GSD 2's core ideas are strong, but the moment you step outside the Claude Code ecosystem and onto raw API costs, the math stops working — especially for small to medium projects. Maybe for truly massive builds, GSD 2's planning discipline pays dividends. But right now, for most developers, Claude Code is the clear choice.
FAQ
Can I use my Claude Code Max plan with GSD 2?
Technically the OAuth option exists, but Anthropic has made it clear you cannot use your Max plan outside of Claude Code. People have been banned for this. Use a proper API key instead.
Is GSD 2 free to use?
The tool itself is free and open source. However, you need to pay for API access to the AI models it uses. In my test, a single project cost $27.20 using Anthropic models through OpenRouter.
What models should I use with GSD 2?
GSD 2 lets you set different models for research/planning vs. execution. Using Opus 4.6 for planning and Sonnet 4.6 for execution is a reasonable setup, but consider cheaper models for simpler projects to manage costs.

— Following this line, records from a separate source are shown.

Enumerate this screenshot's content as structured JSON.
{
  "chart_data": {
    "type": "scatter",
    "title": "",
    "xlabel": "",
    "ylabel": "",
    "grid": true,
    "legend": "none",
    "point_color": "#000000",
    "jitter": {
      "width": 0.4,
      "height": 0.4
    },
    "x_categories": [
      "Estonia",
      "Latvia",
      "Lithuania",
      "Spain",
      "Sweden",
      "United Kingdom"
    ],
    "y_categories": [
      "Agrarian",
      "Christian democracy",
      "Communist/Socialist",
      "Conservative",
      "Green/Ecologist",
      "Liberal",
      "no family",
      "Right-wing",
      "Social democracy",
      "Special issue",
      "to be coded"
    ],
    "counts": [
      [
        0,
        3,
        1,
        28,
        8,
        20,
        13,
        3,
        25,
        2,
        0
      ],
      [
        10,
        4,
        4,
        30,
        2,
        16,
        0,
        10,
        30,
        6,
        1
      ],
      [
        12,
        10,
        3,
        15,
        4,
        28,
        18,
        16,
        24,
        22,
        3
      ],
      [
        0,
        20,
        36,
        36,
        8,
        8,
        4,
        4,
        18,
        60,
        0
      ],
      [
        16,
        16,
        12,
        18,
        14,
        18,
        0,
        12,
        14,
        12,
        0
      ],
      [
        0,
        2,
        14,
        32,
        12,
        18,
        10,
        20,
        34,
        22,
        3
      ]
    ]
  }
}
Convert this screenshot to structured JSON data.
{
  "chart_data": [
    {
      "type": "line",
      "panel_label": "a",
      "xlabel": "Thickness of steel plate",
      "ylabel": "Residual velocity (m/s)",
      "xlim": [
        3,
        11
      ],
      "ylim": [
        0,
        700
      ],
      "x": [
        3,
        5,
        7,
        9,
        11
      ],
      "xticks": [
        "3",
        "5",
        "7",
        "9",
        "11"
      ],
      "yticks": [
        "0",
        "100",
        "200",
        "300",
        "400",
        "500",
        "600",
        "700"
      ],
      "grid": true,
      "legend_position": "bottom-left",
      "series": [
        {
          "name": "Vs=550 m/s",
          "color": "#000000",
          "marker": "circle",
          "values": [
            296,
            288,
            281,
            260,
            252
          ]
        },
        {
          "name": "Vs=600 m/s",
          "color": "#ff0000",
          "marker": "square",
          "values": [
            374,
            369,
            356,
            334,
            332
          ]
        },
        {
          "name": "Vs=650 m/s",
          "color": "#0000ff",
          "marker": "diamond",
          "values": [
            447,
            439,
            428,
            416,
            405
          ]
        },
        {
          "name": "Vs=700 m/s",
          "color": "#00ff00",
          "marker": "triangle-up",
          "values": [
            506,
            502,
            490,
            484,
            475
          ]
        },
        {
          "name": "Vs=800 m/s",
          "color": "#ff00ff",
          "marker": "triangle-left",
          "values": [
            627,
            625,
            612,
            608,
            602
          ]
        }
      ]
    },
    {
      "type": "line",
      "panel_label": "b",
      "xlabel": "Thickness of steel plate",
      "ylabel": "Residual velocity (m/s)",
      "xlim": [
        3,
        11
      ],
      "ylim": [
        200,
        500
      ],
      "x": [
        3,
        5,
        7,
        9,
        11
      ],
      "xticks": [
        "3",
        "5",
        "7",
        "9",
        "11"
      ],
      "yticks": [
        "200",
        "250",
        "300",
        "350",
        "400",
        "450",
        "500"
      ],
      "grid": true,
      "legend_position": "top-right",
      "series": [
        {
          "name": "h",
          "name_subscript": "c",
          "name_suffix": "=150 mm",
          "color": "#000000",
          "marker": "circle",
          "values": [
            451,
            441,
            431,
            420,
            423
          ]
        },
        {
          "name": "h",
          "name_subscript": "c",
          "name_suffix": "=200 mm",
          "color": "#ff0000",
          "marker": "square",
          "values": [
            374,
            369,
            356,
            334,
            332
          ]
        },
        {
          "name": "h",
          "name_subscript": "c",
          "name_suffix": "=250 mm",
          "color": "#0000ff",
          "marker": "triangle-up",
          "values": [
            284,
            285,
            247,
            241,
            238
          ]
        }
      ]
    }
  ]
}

Is GSD 2 better for larger projects?
Possibly. The argument is that GSD 2's strict context window management and task decomposition would shine on complex, multi-phase builds where Claude Code might struggle with context degradation. But this hasn't been proven at scale yet, and the cost implications are significant.
Should I switch from Claude Code to GSD 2?
If you're on a Claude Code Max plan, no. The subsidized pricing makes Claude Code dramatically cheaper, and in this test it also produced better results faster. GSD 2 is more interesting if you're already in the API-only world.